In this, my last post until September, I take a quick look at the IEA’s latest renewables projections. The IEA has just produced its World Energy Outlook Special Report on Energy and Climate Change, which is intended to describe how the energy sector can transition to being part of a lower carbon world. It includes a new Bridge Scenario which emphasises what can be done over the next decade or two. There is much that is good in the report, including its mention of the potential to reduce methane emissions from the energy sector, a subject which I’ll return to in a future post. However its renewables projections are less satisfactory.
I previously noted how the IEA has vastly underestimated renewables growth in the past (see here), and that their current projections show future rates of deployment of renewables slowing substantially from present levels (see here). I had hoped that, especially given its topic, this latest report would include a more realistic outlook for renewables. However even the Bridge Scenario projections continue to look much too pessimistic.
The table below shows a comparison of the IEA’s wind and solar PV projections for the 2020s with actual installations for last year and expected rates for this year.
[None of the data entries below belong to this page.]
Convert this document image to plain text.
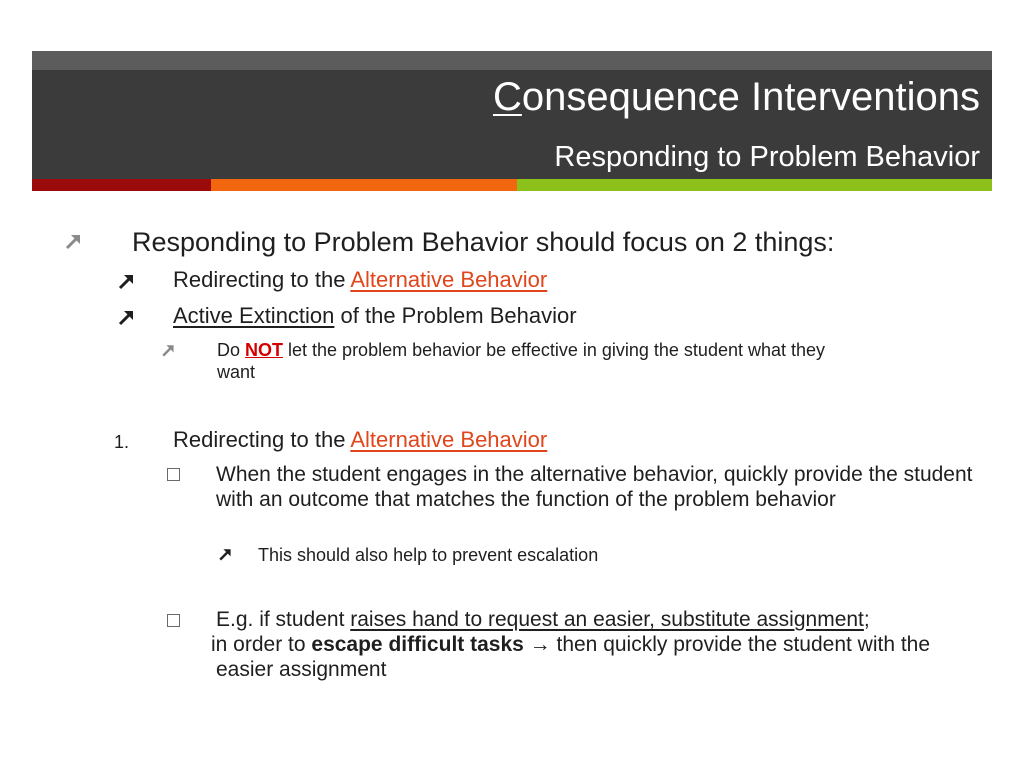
Consequence Interventions
Responding to Problem Behavior
Responding to Problem Behavior should focus on 2 things:
Redirecting to the Alternative Behavior
Active Extinction of the Problem Behavior
Do NOT let the problem behavior be effective in giving the student what they
want
1. Redirecting to the Alternative Behavior
When the student engages in the alternative behavior, quickly provide the student with an outcome that matches the function of the problem behavior
This should also help to prevent escalation
E.g. if student raises hand to request an easier, substitute assignment;
in order to escape difficult tasks → then quickly provide the student with the easier assignment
It shows that the IEA projects installation rates for the 2020s at about last year’s level and below levels expected for this year, implying a stagnation or contraction of the industry rather than continued growth, even as measures to reduce emissions are increased.
Annual average installation rates for wind and solar PV (GW)
|2020s IEA Bridge scenarios (annual average)||2014(Actual)||2015 (estimated by Bloomberg)|
Notes: Historic data is taken from Bloomberg, BP, and the Global Wind Energy Council (GWEC). Data for wind installation in 2014 is similar at 49 GW, 52GW, and 51 GW respectively according to each source. Different data sources give somewhat different values for the amount of solar PV installation in 2015. BP shows solar PV at around 40GW, Bloomberg around 45GW. I have taken the mid-point of these two values. There are various possible explanations for the difference, for example different estimates of which projects were completed by the end of the year. Previous years’ estimates for the amount of solar PV installed are very similar between the two sources (within a GW or so).
The chart below (an update from my previous post) shows this data graphically, and compares it with history and the IEA’s 2014 World Energy Outlook New Policies Scenario. It shows welcome but limited increases in the rate of installation of both wind and solar PV projected by the IEA. There is still a clear trend break between history and the projections.
Note: IEA projections are for 2012 or 2013-2020 and for each 5 years thereafter, and are shown at the mid-point of each interval.
The IEA seems to continue to be concerned about the costs of renewables, leading them to be very cautious in their projections. But with costs falling, pressure for action to reduce emissions increasing, and penetration of both wind and solar PV globally remaining well below saturation levels, continued growth in the rate of deployment seems much more likely than stagnation or decline.
The IEA’s work is widely respected and quoted. This makes it all the more important that their renewables scenarios become more realistic. Currently they serve mainly to distort the public debate on pathways to decarbonisation, and detract from the other good work in this area that the IEA does. The time for the IEA to improve its projections for renewables seems long overdue.